Mills was selected for the T20I series against India in January 2017. He took 1–27 in the first game as England recorded a seven-wicket victory. In the second match, he took figures of 1–36 as India made 144/8, which proved to be a winning score for India. In the final match of the series, he took figures of 1-31 and was then dismissed for a duck as England lost by 75 runs.

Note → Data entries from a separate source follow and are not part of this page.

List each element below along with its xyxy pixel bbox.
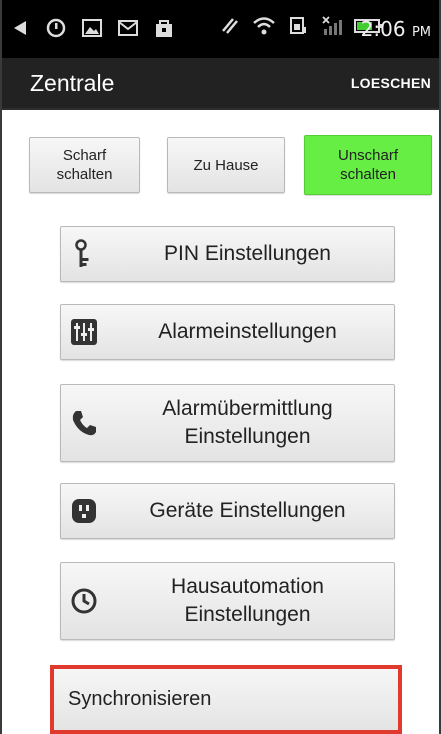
synchronize-label: Synchronisieren bbox=[68, 688, 212, 710]
action-bar: Zentrale LOESCHEN bbox=[2, 58, 439, 110]
alarm-transmission-label: Alarmübermittlung Einstellungen bbox=[162, 397, 333, 448]
signal-icon bbox=[320, 14, 344, 38]
home-mode-button[interactable]: Zu Hause bbox=[167, 137, 285, 193]
key-icon bbox=[69, 239, 99, 269]
back-arrow-icon bbox=[8, 16, 32, 40]
device-settings-label: Geräte Einstellungen bbox=[149, 499, 346, 522]
disarm-button[interactable]: Unscharf schalten bbox=[304, 135, 432, 195]
sliders-icon bbox=[69, 317, 99, 347]
sync-notification-icon bbox=[44, 16, 68, 40]
alarm-transmission-settings-button[interactable]: Alarmübermittlung Einstellungen bbox=[60, 384, 395, 462]
device-settings-button[interactable]: Geräte Einstellungen bbox=[60, 483, 395, 539]
shopping-bag-icon bbox=[152, 16, 176, 40]
sync-status-icon bbox=[218, 14, 242, 38]
pin-settings-button[interactable]: PIN Einstellungen bbox=[60, 226, 395, 282]
pin-settings-label: PIN Einstellungen bbox=[164, 242, 331, 265]
status-time-suffix: PM bbox=[411, 25, 431, 40]
wifi-icon bbox=[252, 14, 276, 38]
status-time-value: 2:06 bbox=[360, 17, 406, 41]
page-title: Zentrale bbox=[30, 70, 115, 96]
status-bar: 2:06 PM bbox=[2, 0, 439, 58]
image-notification-icon bbox=[80, 16, 104, 40]
sim-card-icon bbox=[286, 14, 310, 38]
status-time: 2:06 PM bbox=[361, 17, 431, 41]
phone-icon bbox=[69, 408, 99, 438]
arm-button[interactable]: Scharf schalten bbox=[29, 137, 140, 193]
delete-button[interactable]: LOESCHEN bbox=[351, 75, 431, 91]
device-icon bbox=[69, 496, 99, 526]
home-automation-label: Hausautomation Einstellungen bbox=[171, 575, 324, 626]
alarm-settings-label: Alarmeinstellungen bbox=[158, 320, 337, 343]
main-content: Scharf schalten Zu Hause Unscharf schalt… bbox=[2, 110, 439, 734]
synchronize-button[interactable]: Synchronisieren bbox=[50, 665, 402, 734]
alarm-settings-button[interactable]: Alarmeinstellungen bbox=[60, 304, 395, 360]
home-automation-settings-button[interactable]: Hausautomation Einstellungen bbox=[60, 562, 395, 640]
clock-icon bbox=[69, 586, 99, 616]
mail-notification-icon bbox=[116, 16, 140, 40]
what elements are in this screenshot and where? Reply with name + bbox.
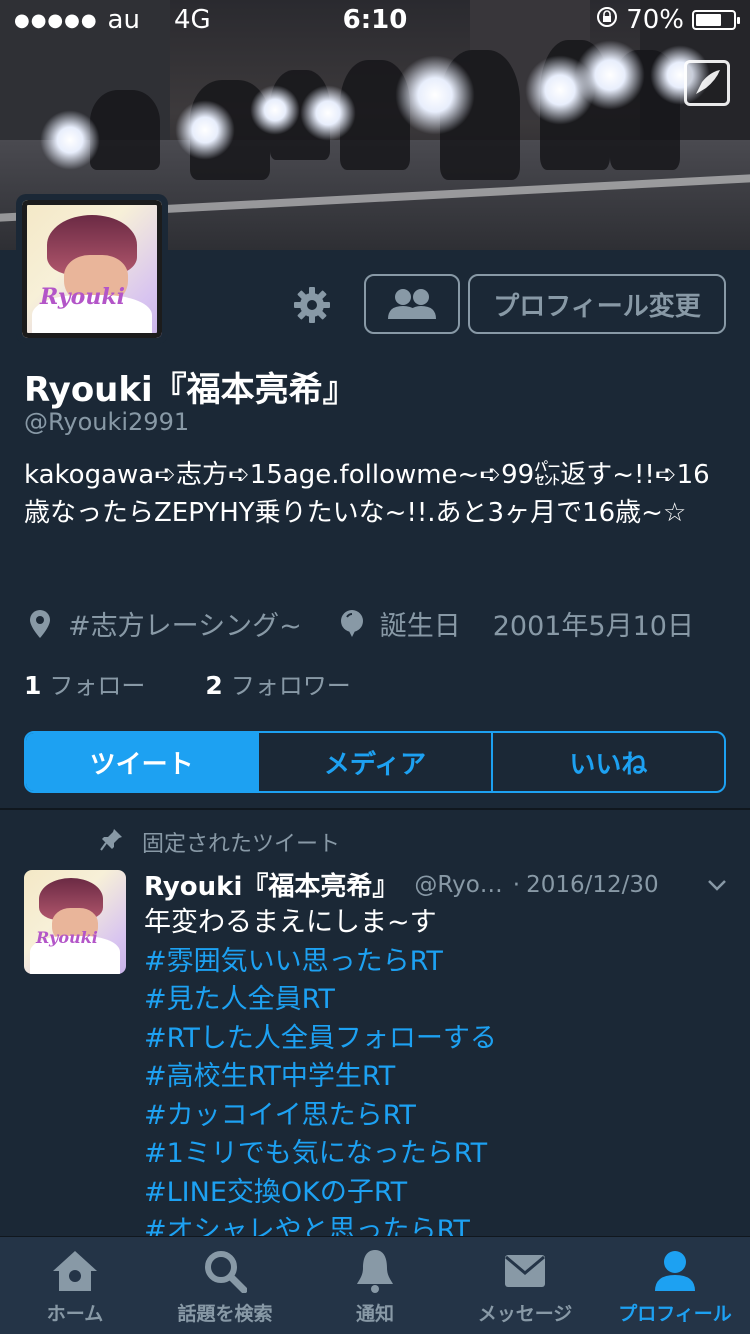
bottom-tab-bar: ホーム 話題を検索 通知 メッセージ プロフィール <box>0 1236 750 1334</box>
envelope-icon <box>500 1247 550 1295</box>
tweet-avatar[interactable]: Ryouki <box>24 870 126 974</box>
person-icon <box>650 1247 700 1295</box>
tweet-avatar-signature: Ryouki <box>36 928 98 947</box>
tabbar-home[interactable]: ホーム <box>0 1237 150 1334</box>
home-icon <box>50 1247 100 1295</box>
tweet-body: 年変わるまえにしま~す #雰囲気いい思ったらRT #見た人全員RT #RTした人… <box>144 904 734 1236</box>
tabbar-notifications-label: 通知 <box>355 1303 394 1325</box>
hashtag-link[interactable]: #雰囲気いい思ったらRT <box>144 943 734 982</box>
hashtag-link[interactable]: #RTした人全員フォローする <box>144 1020 734 1059</box>
tweet-separator: · <box>512 871 521 898</box>
avatar-signature: Ryouki <box>40 284 125 310</box>
tweet-author-handle[interactable]: @Ryo… <box>414 872 502 898</box>
network-label: 4G <box>173 5 211 35</box>
tweet-text: 年変わるまえにしま~す <box>144 907 437 938</box>
hashtag-link[interactable]: #オシャレやと思ったらRT <box>144 1212 734 1236</box>
pin-icon <box>100 827 124 857</box>
tabbar-search[interactable]: 話題を検索 <box>150 1237 300 1334</box>
tabbar-notifications[interactable]: 通知 <box>300 1237 450 1334</box>
tabbar-search-label: 話題を検索 <box>177 1303 273 1325</box>
hashtag-link[interactable]: #1ミリでも気になったらRT <box>144 1135 734 1174</box>
carrier-label: au <box>107 5 140 35</box>
tweet-date[interactable]: 2016/12/30 <box>526 872 659 898</box>
battery-icon <box>692 10 740 30</box>
hashtag-link[interactable]: #カッコイイ思たらRT <box>144 1097 734 1136</box>
status-bar: ●●●●● au 4G 6:10 70% <box>0 0 750 40</box>
timeline: 固定されたツイート Ryouki Ryouki『福本亮希』 @Ryo… · 20… <box>0 0 750 1236</box>
tabbar-profile-label: プロフィール <box>618 1303 732 1325</box>
tweet-author-name[interactable]: Ryouki『福本亮希』 <box>144 866 398 903</box>
search-icon <box>200 1247 250 1295</box>
tabbar-messages[interactable]: メッセージ <box>450 1237 600 1334</box>
signal-strength: ●●●●● <box>14 9 98 31</box>
tabbar-home-label: ホーム <box>46 1303 104 1325</box>
hashtag-link[interactable]: #LINE交換OKの子RT <box>144 1174 734 1213</box>
profile-avatar[interactable]: Ryouki <box>16 194 168 344</box>
hashtag-link[interactable]: #高校生RT中学生RT <box>144 1058 734 1097</box>
bell-icon <box>350 1247 400 1295</box>
hashtag-link[interactable]: #見た人全員RT <box>144 981 734 1020</box>
pinned-label: 固定されたツイート <box>142 832 341 857</box>
tabbar-profile[interactable]: プロフィール <box>600 1237 750 1334</box>
chevron-down-icon[interactable] <box>706 874 728 896</box>
tweet-header: Ryouki『福本亮希』 @Ryo… · 2016/12/30 <box>144 866 734 903</box>
rotation-lock-icon <box>596 5 618 35</box>
battery-percent: 70% <box>626 5 684 35</box>
tabbar-messages-label: メッセージ <box>477 1303 573 1325</box>
pinned-indicator: 固定されたツイート <box>100 826 340 858</box>
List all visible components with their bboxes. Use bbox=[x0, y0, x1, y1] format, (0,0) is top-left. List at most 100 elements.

In September 2021, Mills was named in England's squad for the 2021 ICC Men's T20 World Cup. Mills made his international comeback for England after 5 years in their first match of the World Cup against West Indies and took 2-17 from his 4 overs.

==Personal life==
Mills was diagnosed with a congenital back condition in 2015. He spent three months of the winter of 2020/21 recovering from a stress fracture and had to wear a back brace.

In 2025, Mills became the first known professional cricketer to set up a creator account on OnlyFans.